On the game theory why collusion attacks are not a security risk

in #bitnation5 years ago (edited)

If 2% of all people collude, they get bots 0.03% of all personhood tokens, that's 0.015x whatever a person-token provides, per person colluding. One of the benefits of personhood tokens could be basic income, for a 1000 dollar UBI that would be 15 dollar per person colluding. The bots who collude with humans need a much larger population of humans than they get bots, because of the randomization of pseudonym pairs, and for humans to collude, there are game theoretical rules, you need to pay them. I'm not sure that it is feasible economically to get people to attack their network for 15 dollars. If 10% collude, the total share per personhood token per person is 0.05x so slightly more, 50 dollars from a 1000 dollar basic income.
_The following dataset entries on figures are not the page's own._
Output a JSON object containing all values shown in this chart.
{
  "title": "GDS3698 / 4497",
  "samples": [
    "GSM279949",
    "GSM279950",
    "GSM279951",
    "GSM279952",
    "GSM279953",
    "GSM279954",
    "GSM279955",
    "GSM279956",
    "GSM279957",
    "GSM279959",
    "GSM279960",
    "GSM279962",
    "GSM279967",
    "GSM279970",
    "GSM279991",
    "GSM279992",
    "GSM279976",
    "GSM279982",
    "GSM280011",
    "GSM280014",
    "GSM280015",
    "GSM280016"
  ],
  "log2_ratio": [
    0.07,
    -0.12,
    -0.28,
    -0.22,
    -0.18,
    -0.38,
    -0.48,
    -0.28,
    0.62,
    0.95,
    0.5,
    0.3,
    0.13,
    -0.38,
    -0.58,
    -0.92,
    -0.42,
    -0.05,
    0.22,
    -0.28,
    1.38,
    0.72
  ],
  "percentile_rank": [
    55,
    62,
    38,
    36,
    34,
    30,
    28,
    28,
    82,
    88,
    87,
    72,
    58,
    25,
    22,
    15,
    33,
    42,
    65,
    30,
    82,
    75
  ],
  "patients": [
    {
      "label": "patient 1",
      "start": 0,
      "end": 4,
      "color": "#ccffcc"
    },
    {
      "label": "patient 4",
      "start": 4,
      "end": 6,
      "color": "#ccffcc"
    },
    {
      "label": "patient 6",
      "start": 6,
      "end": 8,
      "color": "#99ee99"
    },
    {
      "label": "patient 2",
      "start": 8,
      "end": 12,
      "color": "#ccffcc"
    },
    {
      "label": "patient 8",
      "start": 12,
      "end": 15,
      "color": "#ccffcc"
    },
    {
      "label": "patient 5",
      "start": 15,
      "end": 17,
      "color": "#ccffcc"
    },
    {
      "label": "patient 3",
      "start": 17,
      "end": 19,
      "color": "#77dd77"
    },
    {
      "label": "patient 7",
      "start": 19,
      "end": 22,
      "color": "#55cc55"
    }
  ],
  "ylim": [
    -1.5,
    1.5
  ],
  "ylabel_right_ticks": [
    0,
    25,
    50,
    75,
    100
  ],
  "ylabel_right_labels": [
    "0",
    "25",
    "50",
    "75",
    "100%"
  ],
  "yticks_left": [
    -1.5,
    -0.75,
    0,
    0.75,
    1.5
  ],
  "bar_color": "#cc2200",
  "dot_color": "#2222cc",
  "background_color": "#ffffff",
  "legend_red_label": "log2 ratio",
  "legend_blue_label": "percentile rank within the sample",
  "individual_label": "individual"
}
If 25% collude, 3% of all personhood tokens, 0.12x a personhood token per person, 120 dollars per person, getting a bit more significant but 1/4th of a population is quite large. If 50% collude, 15% of all personhood tokens, 0.3x, 300 dollars, and at that point half the population is attacking.

The bots need something for themselves as well, if 50% of the profit from the attack goes to the colluding humans, that is even less, a 1000 dollar UBI gives 7.5 dollars per person in a 2% attack, and so on. I may be wrong, but getting 0.0075x less from attacking the network than you get from the network itself, does not really seem that big of an incentive.